The distinction between CreateThread of and beginthread of is resolved in detail

2020-04-02 01:33:45
OfStack

We know that there are two ways to create a thread under Windows. One is to call the Windows API CreateThread() to create a thread. The other is to call the function _beginthread() or _beginthreadex() of MSVC CRT to create a thread. The corresponding ExitThread also has two functions, ExitThread() of the Windows API and _endthread() of the CRT. Both of these functions are used to create and exit threads. What's the difference?

Many developers are not aware of the relationship between the two, so they pick a function at random, see that there's nothing wrong with it, and are busy working on more pressing tasks rather than delving into them. Until one day suddenly discovered that a program running for a long time will have a small memory leak, the developer will never think that because of the two sets of functions mixed results.

Based on the relationship between the Windows API and the MSVC CRT, you can see that _beginthread() is a wrapper around CreateThread(), which ultimately calls CreateThread() to create the thread. So what does it do before _beginthread() calls CreateThread()? We can look at the source code for _beginthread(), which is in thread.c in the CRT source code. We can see that it requests a structure called _tiddata before calling CreateThread(), and then passes it to _beginthread() 's own thread entry function, _threadstart, after initializing the structure with the _initptd() function. _threadstart first saves the pointer to the _tiddata structure passed by _beginthread() to the explicit TLS array of the thread, and then it calls the user's thread entry to actually start the thread. After the user thread ends, the _threadstart() function calls _endthread() to end the thread. And _threadstart also wraps the user thread entry function with s/s to capture all unprocessed signals and hand them over to the CRT for processing.

So in addition to the signal, it's clear that the primary purpose of CRT wrapping the Windows API thread interface is that _tiddata. What is stored in this thread private structure? We can find its definition in mtdll.h, which holds crt-related and thread-private information such as thread ID, thread handle, erron, strtok() previous call location, rand() function seed, exception handling, and so on. It can be seen that MSVC CRT does not use the method of s/s (thread) we mentioned earlier to define the thread private variables, so as to prevent the library function from invalidating under multiple threads. Instead, it applies a _tiddata structure on the heap, places the thread private variables inside the structure, and stores the pointer of _tiddata by explicit TLS.

With this information in mind, we should be thinking that if we create a thread with CreateThread() and then call CRT's strtok() function, we should be wrong, because the _tiddata required for strtok() does not exist, but we never seem to have encountered such a problem. If you look at the strtok() function, you will see that when _getptd() is first called to get the _tiddata structure of the thread, this function will apply to the _tiddata structure if it finds that the thread has not applied to it and will be responsible for initialization. So no matter which function we call to create the thread, we can safely call all the functions that need _tiddata, because once the structure doesn't exist, it will be created.

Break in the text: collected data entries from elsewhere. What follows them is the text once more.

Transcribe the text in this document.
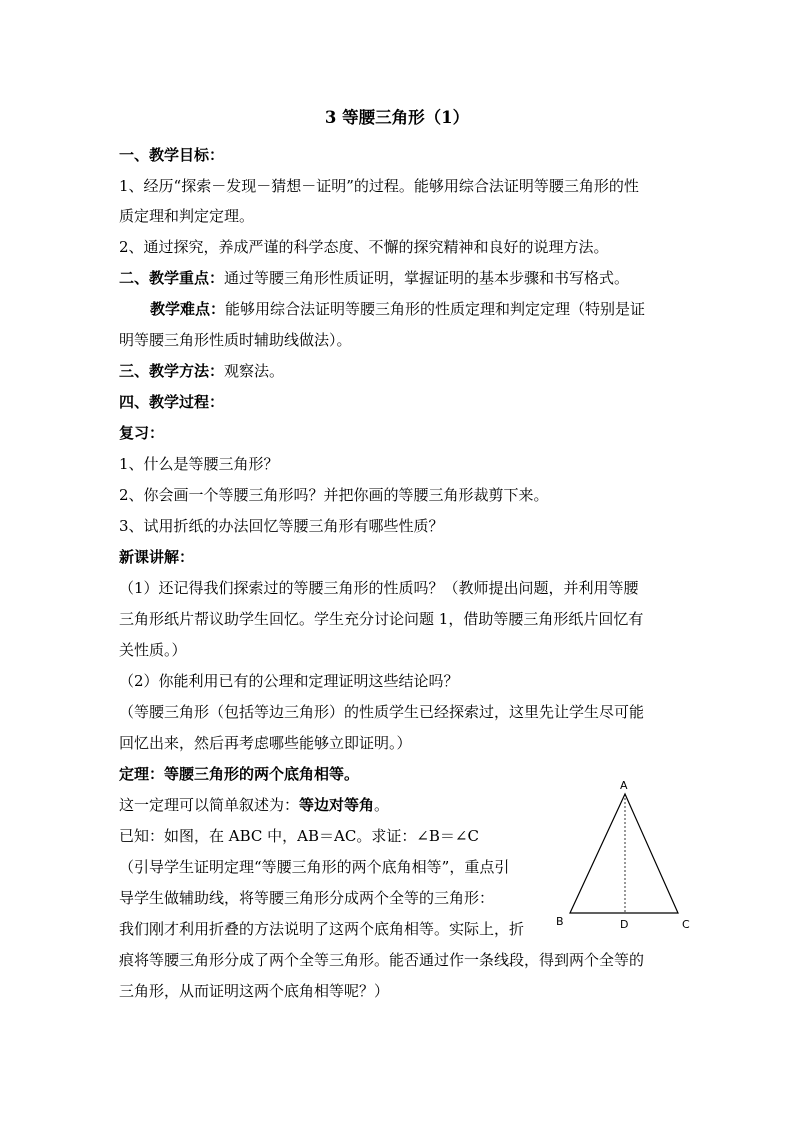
3 等腰三角形（1）
一、教学目标：
1、经历“探索－发现－猜想－证明”的过程。能够用综合法证明等腰三角形的性
质定理和判定定理。
2、通过探究，养成严谨的科学态度、不懈的探究精神和良好的说理方法。
二、教学重点：通过等腰三角形性质证明，掌握证明的基本步骤和书写格式。
教学难点：能够用综合法证明等腰三角形的性质定理和判定定理（特别是证
明等腰三角形性质时辅助线做法）。
三、教学方法：观察法。
四、教学过程：
复习：
1、什么是等腰三角形？
2、你会画一个等腰三角形吗？并把你画的等腰三角形裁剪下来。
3、试用折纸的办法回忆等腰三角形有哪些性质？
新课讲解：
（1）还记得我们探索过的等腰三角形的性质吗？（教师提出问题，并利用等腰
三角形纸片帮议助学生回忆。学生充分讨论问题 1，借助等腰三角形纸片回忆有
关性质。）
（2）你能利用已有的公理和定理证明这些结论吗？
（等腰三角形（包括等边三角形）的性质学生已经探索过，这里先让学生尽可能
回忆出来，然后再考虑哪些能够立即证明。）
定理：等腰三角形的两个底角相等。
这一定理可以简单叙述为：等边对等角。
已知：如图，在 ABC 中，AB＝AC。求证：∠B＝∠C
（引导学生证明定理“等腰三角形的两个底角相等”，重点引
导学生做辅助线，将等腰三角形分成两个全等的三角形：
我们刚才利用折叠的方法说明了这两个底角相等。实际上，折
痕将等腰三角形分成了两个全等三角形。能否通过作一条线段，得到两个全等的
三角形，从而证明这两个底角相等呢？）
A
B	D	C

So when is _tiddata released? ExitThread() certainly won't, because it doesn't know that there is a structure called _tiddata, so it's clear that _endthread() was released, which is exactly what CRT does. Many times, though, we find that even if we use CreateThread() and ExitThread() (which has the same effect as exiting the thread function without calling ExitThread()), we don't find any memory leaks, so why? On closer inspection, we found that the password was in the CRT DLL's entry function, DllMain. We know that when a process/thread starts or exits, each DLL's DllMain is called once, giving the dynamically linked CRT a chance to release the thread's _tiddata in the DllMain. However, DllMain only works if the CRT is a dynamically linked version, there is no DllMain in the statically linked CRT! This is the case where the use of CreateThread() causes a memory leak, in which _tiddata cannot be released at the end of the thread, causing a leak.

We can test this with this little program:


#include <Windows.h>
#include <process.h>
void thread(void *a)
{
    char* r = strtok( "aaa", "b" );
    ExitThread(0); //It doesn't matter whether the function is called or not
}
int main(int argc, char* argv[])
{
    while(1) {
        CreateThread(  0, 0, (LPTHREAD_START_ROUTINE)thread, 0, 0, 0 );
        Sleep( 5 );
    }
return 0;
}

If we use the dynamically linked CRT (/MD, /MDd), we will not have a problem. However, if we use the statically linked CRT (/MT, /MTd), we will see that the memory usage keeps increasing when we run the program and observe it in the process manager. However, if we change the ExitThread() in the thread() function to _endthread(), we will have no problem, because _endthread() will release _tiddata().

The question can be summed up as: When using a CRT (which almost all programs do), try to use the set of functions _beginthread()/_beginthreadex()/_endthread()/_endthreadex() to create threads. In MFC, there is a similar set of functions is AfxBeginThread() and AfxEndThread(), according to the above principle analogy, it is the thread wrapper function at MFC level, they will maintain the thread and MFC related structure, when we use MFC class library, try to use the thread wrapper function it provides to ensure that the program runs correctly.